U.S. News: GW leads in financial aid

Despite falling another slot in the U.S. News & World Report’s list of top colleges, GW remains a leader in the financial aid section of the survey – a statistic that administrators seem hesitant to promote.

In the 2008 issue of U.S. News & World Report’s top colleges, released in late August, GW’s need-based financial aid package was ranked No. 1 in the country – beating out Ivy League schools such as Harvard and Columbia universities. The list is ordered by the average need-based package per student, which is $33,809 at GW.

The ranking comes only several months after GW announced it was the first school to surpass a $50,000 price-tag for tuition, and necessary expenses.
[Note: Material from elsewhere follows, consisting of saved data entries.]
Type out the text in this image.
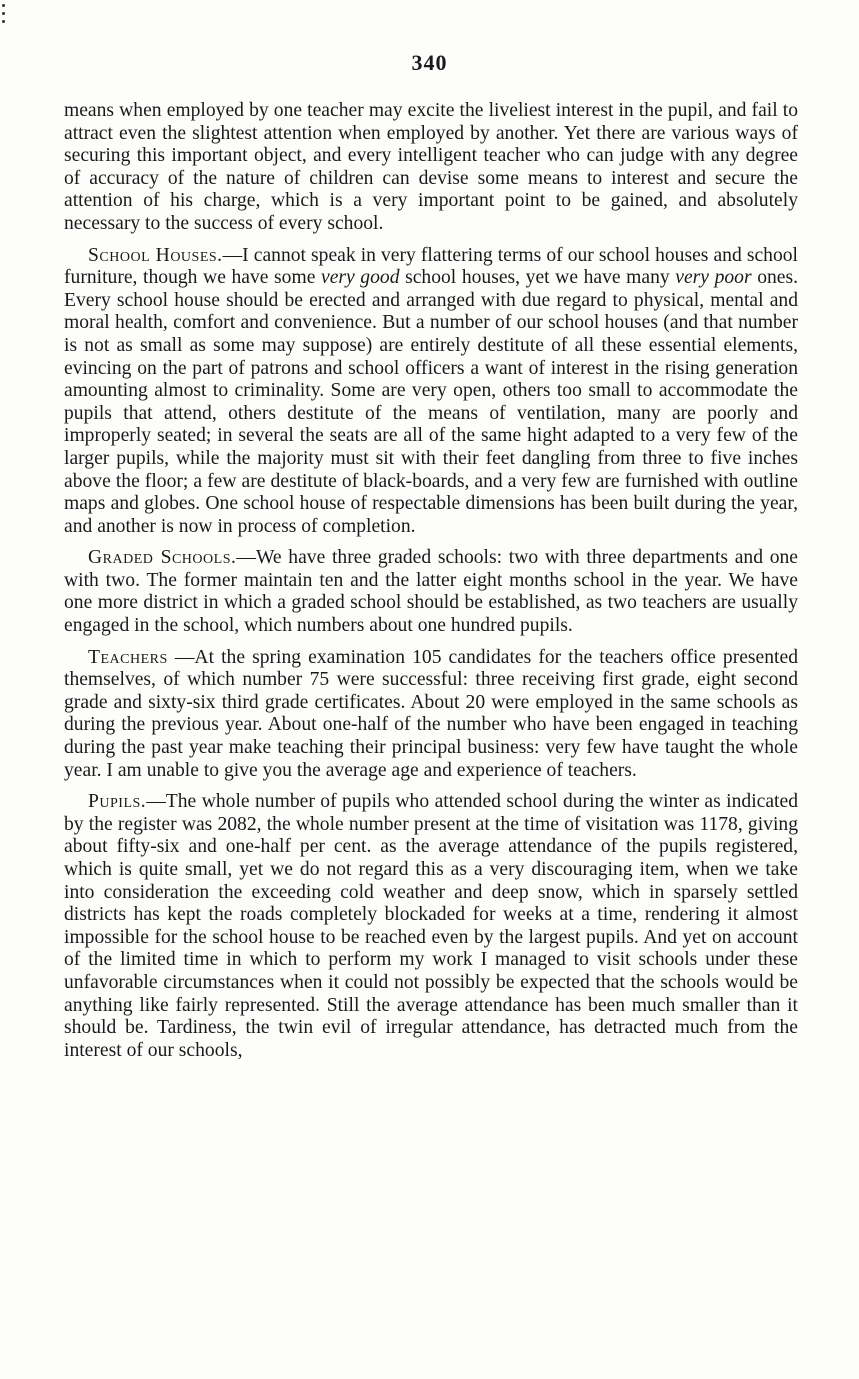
340

means when employed by one teacher may excite the liveliest interest in the pupil, and fail to attract even the slightest attention when employed by another. Yet there are various ways of securing this important object, and every intelligent teacher who can judge with any degree of accuracy of the nature of children can devise some means to interest and secure the attention of his charge, which is a very important point to be gained, and absolutely necessary to the success of every school.

School Houses.—I cannot speak in very flattering terms of our school houses and school furniture, though we have some very good school houses, yet we have many very poor ones. Every school house should be erected and arranged with due regard to physical, mental and moral health, comfort and convenience. But a number of our school houses (and that number is not as small as some may suppose) are entirely destitute of all these essential elements, evincing on the part of patrons and school officers a want of interest in the rising generation amounting almost to criminality. Some are very open, others too small to accommodate the pupils that attend, others destitute of the means of ventilation, many are poorly and improperly seated; in several the seats are all of the same hight adapted to a very few of the larger pupils, while the majority must sit with their feet dangling from three to five inches above the floor; a few are destitute of black-boards, and a very few are furnished with outline maps and globes. One school house of respectable dimensions has been built during the year, and another is now in process of completion.

Graded Schools.—We have three graded schools: two with three departments and one with two. The former maintain ten and the latter eight months school in the year. We have one more district in which a graded school should be established, as two teachers are usually engaged in the school, which numbers about one hundred pupils.

Teachers —At the spring examination 105 candidates for the teachers office presented themselves, of which number 75 were successful: three receiving first grade, eight second grade and sixty-six third grade certificates. About 20 were employed in the same schools as during the previous year. About one-half of the number who have been engaged in teaching during the past year make teaching their principal business: very few have taught the whole year. I am unable to give you the average age and experience of teachers.

Pupils.—The whole number of pupils who attended school during the winter as indicated by the register was 2082, the whole number present at the time of visitation was 1178, giving about fifty-six and one-half per cent. as the average attendance of the pupils registered, which is quite small, yet we do not regard this as a very discouraging item, when we take into consideration the exceeding cold weather and deep snow, which in sparsely settled districts has kept the roads completely blockaded for weeks at a time, rendering it almost impossible for the school house to be reached even by the largest pupils. And yet on account of the limited time in which to perform my work I managed to visit schools under these unfavorable circumstances when it could not possibly be expected that the schools would be anything like fairly represented. Still the average attendance has been much smaller than it should be. Tardiness, the twin evil of irregular attendance, has detracted much from the interest of our schools,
Many national media outlets covered the news this year, though few mentioned GW’s high financial aid packages.

GW does not use U.S. News’ financial aid comparison in any marketing materials, Director of Media Relations Tracy Schario said. In a University news release about the rankings sent out in late August to a limited amount of campus news outlets, no mention was made of the need-based aid ranking. Schario said she was unaware of the statistic at the time.

“I still maintain that any student, family member and parent – as they’re looking at all these different guides – they are not going to take just one factor and say ‘That’s the end,'” Schario said.

She added that there is always room for improvement in marketing, and a change of focus may come under the new administration.

“With new leadership this is exactly what we’re doing,” Schario said. “We’re asking, ‘What are our strengths? Where can we improve?'”

This is not the first year the need-based aid ranking has existed in the top colleges edition of U.S. News & World Report, said Robert Morse, director of data research for the magazine.

“We want to make sure that we don’t deter somebody from applying to GW purely because of cost,” said Daniel Small, director of Financial Aid. “I think we now have a little more of a story to tell than we did previously,” he added, referring to student aid.

Kathy Napper, director of Admissions, said while marketing financial aid is a priority, it is dangerous to place too much emphasis on one study.

“While we certainly have a competitive financial aid program, we would not want prospective students and their families making assumptions about their chances for aid based on a U.S. News ranking,” Napper said in an e-mail. She added that the University is currently working on creating a new brochure regarding financial aid and expanding the financial aid section of the University’s Admissions Web site.

“When somebody sees (the cost of tuition at GW), they need to know that here, there are ways that you can afford this,” Small said. “The more educated we can make people about financial aid, the more prepared they can be to know if they come to GW this is what is going to happen.”

The other schools topping this ranking are Vanderbilt, Harvard, Columbia and Pepperdine universities. Of those, GW has the second-lowest endowment after Pepperdine. Because of a comparatively low endowment, GW awards a higher proportion of need-based loans rather than full grants, Small said. Also, unlike larger schools like Harvard, most of GW’s financial aid is fueled by tuition dollars rather than endowed funds.

Small said this investment in financial aid allows GW to expand nationally to become a larger, more recognized university.

Over the past three years, the average need-based package rose more than $3,000, according to data provided by the University’s department of Institutional Research. Small said with the decision this spring to cut down on merit-based aid, that number will rise in the upcoming year.